Whether it's election-year politics, genuine concern, or the belief that ten years is plenty of time to have followed the law, the Sarbanes-Oxley Act is facing renewed opposition.
Speaking at a campaign event in Ohio, presidential hopeful Mitt Romney pledged to repeal Sarbanes-Oxley. According to a Wall Street Journal article, Romney's economic plan only seeks to lessen the regulation's burden on mid-size companies. However, when an attendee of the town hall style meeting asked about the prospect of repeal, Romney said "Yes."
The WSJ article says that Romney referred to the act (as well as other regulations such as the Dodd-Frank Act) as "legislative monsters that have been created to kill jobs."
These comments bring to light a conflict that has been raging since 2002: has SOX had a positive or negative impact? Depending on how you look at the issue, the answer is both.
SOX has led to an increase in compliance costs. According to the IPO Task Force, an independent group of venture capitalists and bankers, companies pay an average of $2.5 million when going public to comply with SOX. They pay $1.5 million per year to stay compliant. This is very real money to any organization.
In addition, the task force reports that fewer companies go public now that SOX is in place. Prior to 1999, there were an average of 547 new IPOs per year. Since 1999, the number has fallen to 192. While the IPO Task Force blames SOX, the significant decline in IPOs began in 2001, a year before SOX.
SOX is not all doom and gloom. A 2005 study shows that SOX led to a 10 percent improvement in corporate governance performance of U.S. companies compared to foreign. The passage of SOX also increased investor confidence, as investors value transparency in financial markets. In the two years after SOX's passage, companies with strong internal controls saw their stock prices increase by 27.67 percent, while companies with ineffective controls saw their prices decrease by 5.75 percent.
While the pros and cons of SOX are still up for debate, late last year legislators introduced identical bills in both houses of Congress designed to make it easier for small private companies to go public. The bills specifically relate to businesses with total revenues less than $1 billion, which they call "emerging growth companies."
These emerging growth companies would not be subject to section 404(b) for the first five years after going public. Section 404(b) requires organizations to have management and independent auditors sign off on the effectiveness of their internal controls. If passed, the bills will allow businesses to defer section 404(b) costs, which can easily add up.
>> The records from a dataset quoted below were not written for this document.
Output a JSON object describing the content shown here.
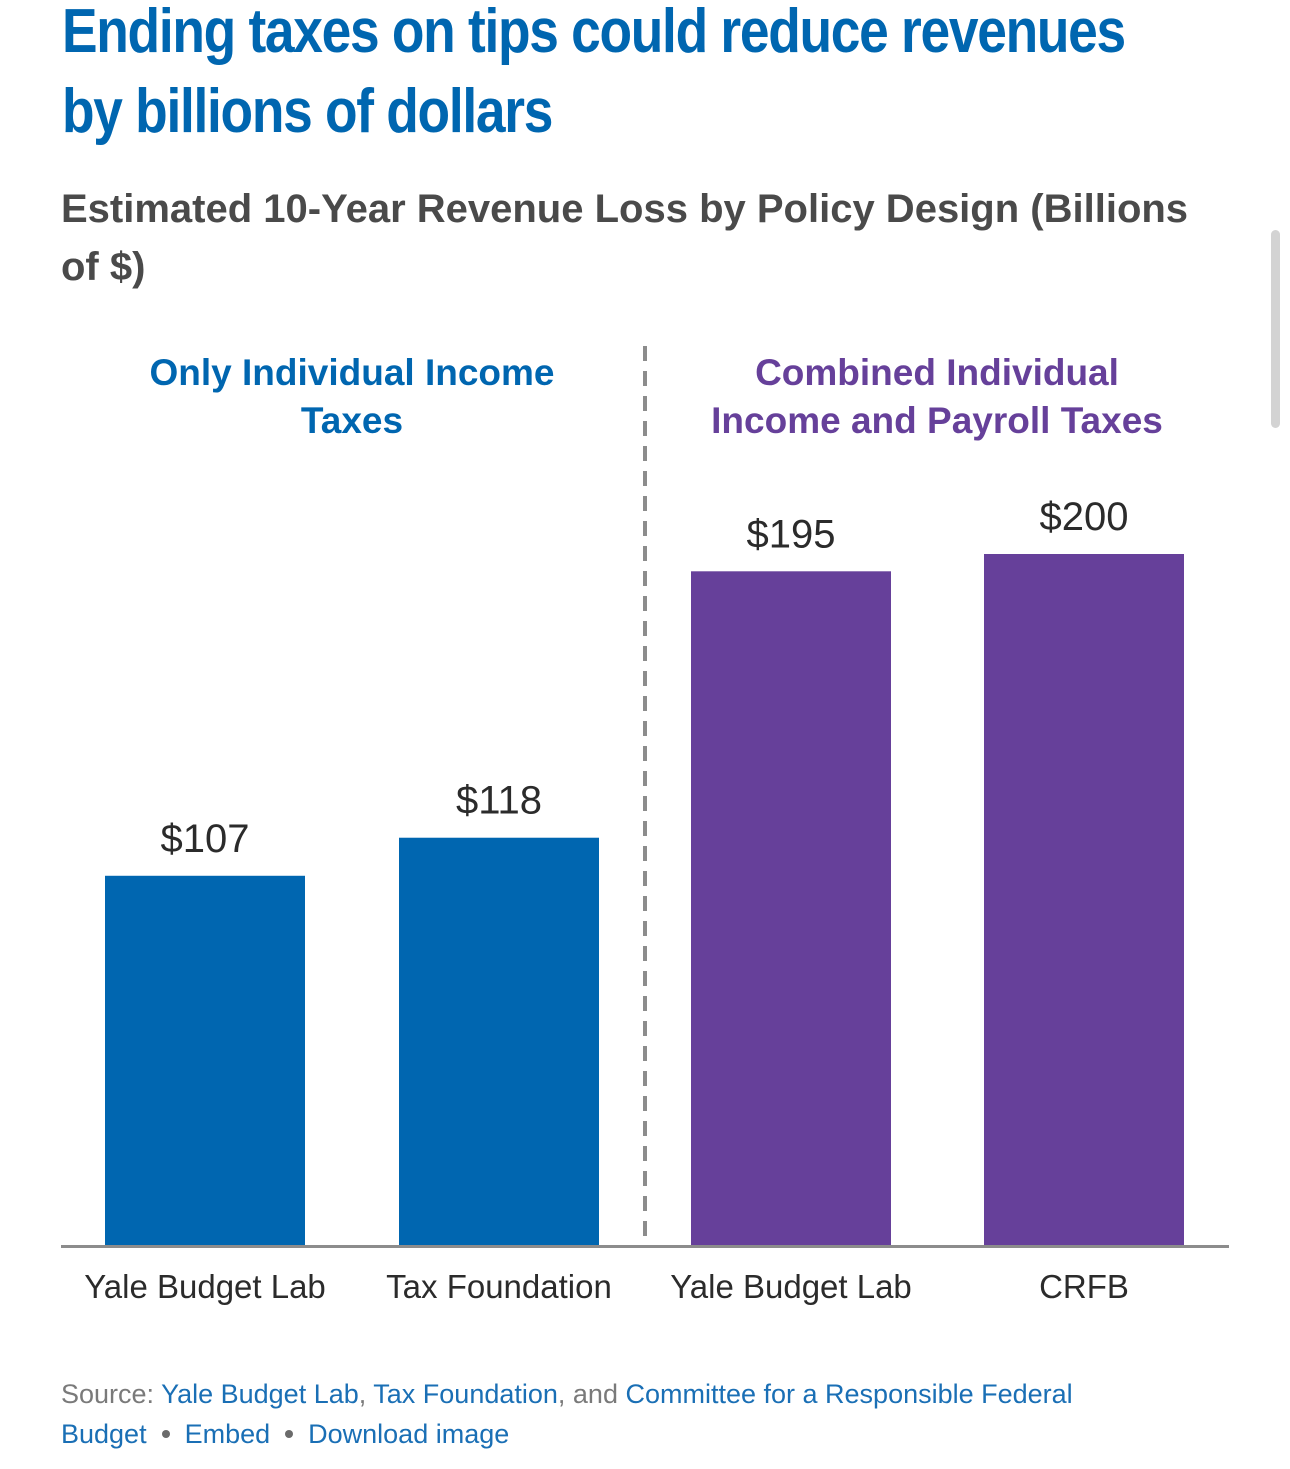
{
  "title_lines": [
    "Ending taxes on tips could reduce revenues",
    "by billions of dollars"
  ],
  "subtitle_lines": [
    "Estimated 10-Year Revenue Loss by Policy Design (Billions",
    "of $)"
  ],
  "chart_data": {
    "type": "bar",
    "categories": [
      "Yale Budget Lab",
      "Tax Foundation",
      "Yale Budget Lab",
      "CRFB"
    ],
    "values": [
      107,
      118,
      195,
      200
    ],
    "value_labels": [
      "$107",
      "$118",
      "$195",
      "$200"
    ],
    "groups": [
      {
        "label_lines": [
          "Only Individual Income",
          "Taxes"
        ],
        "color": "#0066b0",
        "bar_indices": [
          0,
          1
        ]
      },
      {
        "label_lines": [
          "Combined Individual",
          "Income and Payroll Taxes"
        ],
        "color": "#66409a",
        "bar_indices": [
          2,
          3
        ]
      }
    ],
    "ylim": [
      0,
      200
    ],
    "grid": false,
    "group_separator": "dashed"
  },
  "footer": {
    "source_prefix": "Source:",
    "links": [
      "Yale Budget Lab",
      "Tax Foundation",
      "Committee for a Responsible Federal",
      "Budget"
    ],
    "comma": ",",
    "and_text": ", and",
    "actions": [
      "Embed",
      "Download image"
    ]
  },
  "colors": {
    "title": "#0066b0",
    "subtitle": "#4a4a4a",
    "individual_bars": "#0066b0",
    "combined_bars": "#66409a",
    "axis": "#8c8c8c",
    "link": "#1a6fb5"
  }
}
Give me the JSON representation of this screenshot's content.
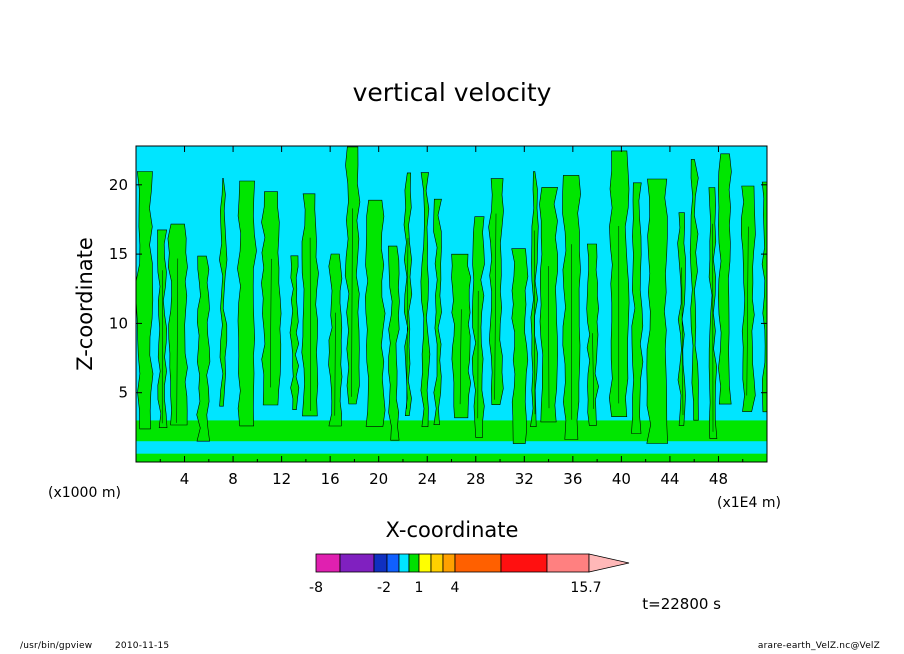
{
  "chart_data": {
    "type": "heatmap",
    "title": "vertical velocity",
    "xlabel": "X-coordinate",
    "ylabel": "Z-coordinate",
    "x_unit_left": "(x1000 m)",
    "x_unit_right": "(x1E4 m)",
    "xlim": [
      0,
      52
    ],
    "ylim": [
      0,
      22.8
    ],
    "x_ticks": [
      4,
      8,
      12,
      16,
      20,
      24,
      28,
      32,
      36,
      40,
      44,
      48
    ],
    "x_tick_labels": [
      "4",
      "8",
      "12",
      "16",
      "20",
      "24",
      "28",
      "32",
      "36",
      "40",
      "44",
      "48"
    ],
    "y_ticks": [
      5,
      10,
      15,
      20
    ],
    "y_tick_labels": [
      "5",
      "10",
      "15",
      "20"
    ],
    "field_colors": {
      "background_weak": "#00e5ff",
      "positive_weak": "#00e600",
      "contour_line": "#000000"
    },
    "colorbar": {
      "colors": [
        "#e020b0",
        "#8020c0",
        "#1030c0",
        "#1060ff",
        "#00e5ff",
        "#00e000",
        "#ffff00",
        "#ffd000",
        "#ffa000",
        "#ff6000",
        "#ff1010",
        "#ff8080",
        "#ffb8b8"
      ],
      "boundaries": [
        -8,
        -2,
        1,
        4,
        15.7
      ],
      "tick_labels": [
        "-8",
        "-2",
        "1",
        "4",
        "15.7"
      ]
    },
    "time_label": "t=22800 s"
  },
  "footer": {
    "program": "/usr/bin/gpview",
    "date": "2010-11-15",
    "source": "arare-earth_VelZ.nc@VelZ"
  }
}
The house version of the bill was approved by the Financial Services Committee and will soon face a full House vote. Meanwhile, the Senate bill has been in committee since December 2011.
As long as SOX remains in effect, there will be groups trying to chip away at it. Any debate on the subject needs to focus on the regulation's real problems - as well as its successes - and not on emotions. Unfortunately, when every two years is an election year, and with SOX being a popular political issue, that may be easier said than done.